The new wildfire propagation simulator was developed by the High Performance Computing Applications for Science and Engineering (HPCA4SE) reseach group at the UAB as part of the Wildfire Risk Solutions for Spain (SALUS) project, funded by the Ministry for Science and Innovation through a call for public-private partnership projects. The project aims to improve the capacity for wildfire prediction, alerts and risk management in Spain.

The tool can predict how a forest fire will evolve in near real time, which is crucial for deciding where to act, what resources to deploy, and which areas need urgent protection. The simulator is based on an innovative propagation paradigm that uses a point cloud to represent the fire perimeter, instead of the traditional ellipse-based model. This new technique allows making much more accurate calculations of how the fire will advance at any given moment and at any given location, and guarantees fast, stable, high-resolution simulations.

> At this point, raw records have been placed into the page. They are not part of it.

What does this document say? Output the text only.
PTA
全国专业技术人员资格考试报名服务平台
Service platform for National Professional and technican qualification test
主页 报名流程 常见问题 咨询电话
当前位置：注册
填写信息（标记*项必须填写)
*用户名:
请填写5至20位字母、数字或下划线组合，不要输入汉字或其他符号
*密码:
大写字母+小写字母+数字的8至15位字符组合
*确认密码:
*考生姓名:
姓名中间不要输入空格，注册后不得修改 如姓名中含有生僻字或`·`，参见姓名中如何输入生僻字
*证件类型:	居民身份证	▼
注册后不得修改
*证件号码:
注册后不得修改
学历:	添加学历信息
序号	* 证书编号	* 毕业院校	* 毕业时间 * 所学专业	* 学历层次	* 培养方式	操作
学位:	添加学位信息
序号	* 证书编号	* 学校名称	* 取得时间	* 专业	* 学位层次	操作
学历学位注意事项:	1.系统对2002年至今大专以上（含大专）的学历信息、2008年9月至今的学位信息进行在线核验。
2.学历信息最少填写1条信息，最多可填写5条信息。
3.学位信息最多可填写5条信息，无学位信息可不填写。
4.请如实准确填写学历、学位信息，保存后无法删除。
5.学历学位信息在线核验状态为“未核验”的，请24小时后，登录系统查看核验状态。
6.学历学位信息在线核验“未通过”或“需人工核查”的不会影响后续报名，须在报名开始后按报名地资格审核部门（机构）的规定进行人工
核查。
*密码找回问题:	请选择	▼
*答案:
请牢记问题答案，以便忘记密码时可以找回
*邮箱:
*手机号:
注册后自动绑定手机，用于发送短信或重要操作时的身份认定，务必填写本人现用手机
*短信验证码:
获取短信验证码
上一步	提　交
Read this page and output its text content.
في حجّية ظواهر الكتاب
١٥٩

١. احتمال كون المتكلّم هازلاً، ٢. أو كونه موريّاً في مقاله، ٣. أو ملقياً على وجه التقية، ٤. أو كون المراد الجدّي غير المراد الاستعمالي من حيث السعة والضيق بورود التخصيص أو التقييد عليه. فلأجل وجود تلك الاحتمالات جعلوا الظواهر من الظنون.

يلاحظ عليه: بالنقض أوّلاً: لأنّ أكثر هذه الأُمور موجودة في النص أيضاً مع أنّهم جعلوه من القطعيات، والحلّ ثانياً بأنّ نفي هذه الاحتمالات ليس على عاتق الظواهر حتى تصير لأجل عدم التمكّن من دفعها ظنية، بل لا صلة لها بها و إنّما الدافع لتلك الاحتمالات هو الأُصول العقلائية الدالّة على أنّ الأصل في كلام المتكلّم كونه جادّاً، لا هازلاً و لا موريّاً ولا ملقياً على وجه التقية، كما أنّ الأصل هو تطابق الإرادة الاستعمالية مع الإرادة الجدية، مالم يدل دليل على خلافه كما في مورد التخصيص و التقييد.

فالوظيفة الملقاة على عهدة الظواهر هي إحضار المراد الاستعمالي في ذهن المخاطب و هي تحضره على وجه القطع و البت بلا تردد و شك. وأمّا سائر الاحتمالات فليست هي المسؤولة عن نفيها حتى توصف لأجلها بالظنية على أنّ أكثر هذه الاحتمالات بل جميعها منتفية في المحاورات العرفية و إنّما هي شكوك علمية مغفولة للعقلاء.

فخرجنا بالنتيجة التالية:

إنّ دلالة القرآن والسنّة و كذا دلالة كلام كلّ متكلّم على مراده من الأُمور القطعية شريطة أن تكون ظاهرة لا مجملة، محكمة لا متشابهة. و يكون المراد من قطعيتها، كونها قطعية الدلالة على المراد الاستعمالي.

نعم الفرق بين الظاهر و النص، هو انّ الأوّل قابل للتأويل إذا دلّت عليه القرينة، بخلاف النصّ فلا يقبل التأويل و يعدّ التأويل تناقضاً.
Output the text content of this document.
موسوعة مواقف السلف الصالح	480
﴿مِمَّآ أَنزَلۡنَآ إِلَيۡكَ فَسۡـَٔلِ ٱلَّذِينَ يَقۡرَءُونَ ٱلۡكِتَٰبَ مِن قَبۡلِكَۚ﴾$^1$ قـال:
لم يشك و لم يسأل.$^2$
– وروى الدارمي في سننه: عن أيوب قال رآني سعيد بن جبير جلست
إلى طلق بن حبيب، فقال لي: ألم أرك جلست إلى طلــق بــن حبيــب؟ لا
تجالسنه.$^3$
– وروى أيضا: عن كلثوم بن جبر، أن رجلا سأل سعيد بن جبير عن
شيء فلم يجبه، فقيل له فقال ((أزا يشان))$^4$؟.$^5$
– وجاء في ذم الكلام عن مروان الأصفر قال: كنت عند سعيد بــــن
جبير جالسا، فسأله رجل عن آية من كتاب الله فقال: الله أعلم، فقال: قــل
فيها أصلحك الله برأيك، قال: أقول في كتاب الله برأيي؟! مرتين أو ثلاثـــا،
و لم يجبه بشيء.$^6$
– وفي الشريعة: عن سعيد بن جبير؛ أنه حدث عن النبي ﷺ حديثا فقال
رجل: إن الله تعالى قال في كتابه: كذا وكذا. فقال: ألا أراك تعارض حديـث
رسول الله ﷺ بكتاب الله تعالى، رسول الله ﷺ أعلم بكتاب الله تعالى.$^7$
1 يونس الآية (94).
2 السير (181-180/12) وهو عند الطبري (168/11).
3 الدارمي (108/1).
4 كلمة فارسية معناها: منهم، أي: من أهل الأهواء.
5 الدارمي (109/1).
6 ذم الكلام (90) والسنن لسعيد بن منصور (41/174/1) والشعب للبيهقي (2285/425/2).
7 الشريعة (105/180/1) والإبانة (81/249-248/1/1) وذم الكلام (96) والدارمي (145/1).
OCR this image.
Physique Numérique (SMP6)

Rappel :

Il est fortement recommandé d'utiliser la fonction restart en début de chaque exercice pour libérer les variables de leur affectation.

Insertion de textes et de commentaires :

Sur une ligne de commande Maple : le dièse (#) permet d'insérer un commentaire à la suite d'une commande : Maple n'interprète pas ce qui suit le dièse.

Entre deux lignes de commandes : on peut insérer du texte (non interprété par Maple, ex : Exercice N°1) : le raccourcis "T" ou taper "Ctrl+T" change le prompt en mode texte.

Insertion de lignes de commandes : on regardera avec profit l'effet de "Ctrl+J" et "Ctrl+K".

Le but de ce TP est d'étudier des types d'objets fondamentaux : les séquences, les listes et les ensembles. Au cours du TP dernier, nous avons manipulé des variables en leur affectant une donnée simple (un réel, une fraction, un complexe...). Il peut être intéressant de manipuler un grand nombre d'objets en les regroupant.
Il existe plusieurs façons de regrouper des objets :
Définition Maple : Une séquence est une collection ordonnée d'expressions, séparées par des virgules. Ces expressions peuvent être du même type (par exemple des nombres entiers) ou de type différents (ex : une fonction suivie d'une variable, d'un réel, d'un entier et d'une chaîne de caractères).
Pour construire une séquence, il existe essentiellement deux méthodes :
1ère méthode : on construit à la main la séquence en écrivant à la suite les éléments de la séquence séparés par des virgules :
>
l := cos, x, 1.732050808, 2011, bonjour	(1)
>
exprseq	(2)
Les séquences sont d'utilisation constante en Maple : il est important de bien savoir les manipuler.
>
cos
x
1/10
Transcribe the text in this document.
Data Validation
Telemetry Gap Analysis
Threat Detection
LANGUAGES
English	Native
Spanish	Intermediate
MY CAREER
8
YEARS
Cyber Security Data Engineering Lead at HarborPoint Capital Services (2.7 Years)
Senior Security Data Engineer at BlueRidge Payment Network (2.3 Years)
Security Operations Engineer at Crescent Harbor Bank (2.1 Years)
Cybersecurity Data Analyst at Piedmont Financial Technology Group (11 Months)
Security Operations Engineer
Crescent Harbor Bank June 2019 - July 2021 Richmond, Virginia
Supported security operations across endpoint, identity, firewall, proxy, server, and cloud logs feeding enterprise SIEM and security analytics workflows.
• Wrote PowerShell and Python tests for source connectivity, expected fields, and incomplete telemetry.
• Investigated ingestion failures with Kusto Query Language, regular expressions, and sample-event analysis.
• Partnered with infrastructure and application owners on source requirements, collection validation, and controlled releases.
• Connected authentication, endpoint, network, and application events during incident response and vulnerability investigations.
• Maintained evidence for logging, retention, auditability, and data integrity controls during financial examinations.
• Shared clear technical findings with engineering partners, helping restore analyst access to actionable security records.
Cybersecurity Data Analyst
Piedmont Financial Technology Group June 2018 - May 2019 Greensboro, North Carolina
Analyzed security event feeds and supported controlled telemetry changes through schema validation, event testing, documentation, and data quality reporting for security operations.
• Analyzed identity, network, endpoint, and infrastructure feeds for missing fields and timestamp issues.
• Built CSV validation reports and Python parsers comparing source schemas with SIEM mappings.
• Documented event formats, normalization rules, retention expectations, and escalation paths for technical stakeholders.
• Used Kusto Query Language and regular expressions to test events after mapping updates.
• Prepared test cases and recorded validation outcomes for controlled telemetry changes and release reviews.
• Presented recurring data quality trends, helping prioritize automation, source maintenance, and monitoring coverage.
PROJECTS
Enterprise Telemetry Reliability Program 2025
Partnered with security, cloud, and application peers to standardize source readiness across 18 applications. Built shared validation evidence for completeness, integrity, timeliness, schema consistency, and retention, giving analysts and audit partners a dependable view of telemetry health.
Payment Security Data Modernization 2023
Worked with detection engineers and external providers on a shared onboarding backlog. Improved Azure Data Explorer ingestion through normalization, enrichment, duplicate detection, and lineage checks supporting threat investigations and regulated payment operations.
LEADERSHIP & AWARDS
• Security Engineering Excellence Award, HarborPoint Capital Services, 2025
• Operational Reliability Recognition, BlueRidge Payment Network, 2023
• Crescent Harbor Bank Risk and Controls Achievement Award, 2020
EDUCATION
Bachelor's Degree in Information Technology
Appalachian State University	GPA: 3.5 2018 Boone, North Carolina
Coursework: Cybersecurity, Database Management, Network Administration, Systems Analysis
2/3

"Unlike classic simulators, our prototype always reaches a result, solving problems encountered in other systems that either do not finish correctly or enter infinite loops", explains Ana Cortés, researcher at the UAB Department of Computer Architecture and Operating Systems. Participating in the simulator's development were also pre-doctoral researchers at the UAB Irene González Fernández and Paula Sánchez Gayet, and researchers Carles Carrillo and Tomàs Margalef.

Collaborating with Mitiga Solutions, a BSC spin-off, and Helipistas was key to making the project possible. The simulator is integrated into an early warning system developed jointly with BSC and Mitiga Solutions which is automatically activated when a potential fire is detected. The system can be activated in several ways, including via alerts from citizens using a mobile application, the detection of thermal anomalies by satellite, and information captured by operational helicopters.

In this sense, Helipistas has equipped its helicopters with LiDAR sensors, optical cameras and thermal cameras to capture the fire perimeter and the state of the vegetation in almost real time. This data is integrated with automatically updated meteorological information and vegetation maps using open data and artificial intelligence techniques, significantly improving the quality of predictions about the fire's evolution.

Once activated, the system runs hundreds of simulations simultaneously to show the potential spread of the fire. These are presented in the form of clear visual maps that can be viewed using a web viewer designed specifically to facilitate decision-making by emergency managers

Once activated, the system runs hundreds of simulations simultaneously to show the potential spread of the fire. These are presented in the form of clear visual maps that can be consulted using a web viewer designed specifically to facilitate decision-making by emergency managers.

"This visualiser has been designed based on simulation data that allows us to explore the evolution of the fire in space and time, and makes it easier to identify where, when and what type of infrastructure (for example, buildings or the railway network) could be affected", explains Jonas von Ruette, researcher in the Natural Hazards and Risk Analysis (NHaRA) group at the BSC.

Helicopter equipped with LiDAR sensors, optical cameras and thermal cameras. On the right, image of a simulation using the propagation probability map. @UAB

Improving risk management and insurance applications

As well as giving support to firefighting efforts, the tool developed by the UAB research team can be used to assess potential damage to infrastructure, such as the electricity grid, roads, and buildings. This information is crucial for public administrations and emergency services to plan protective measures and minimise the economic and environmental impact of fires.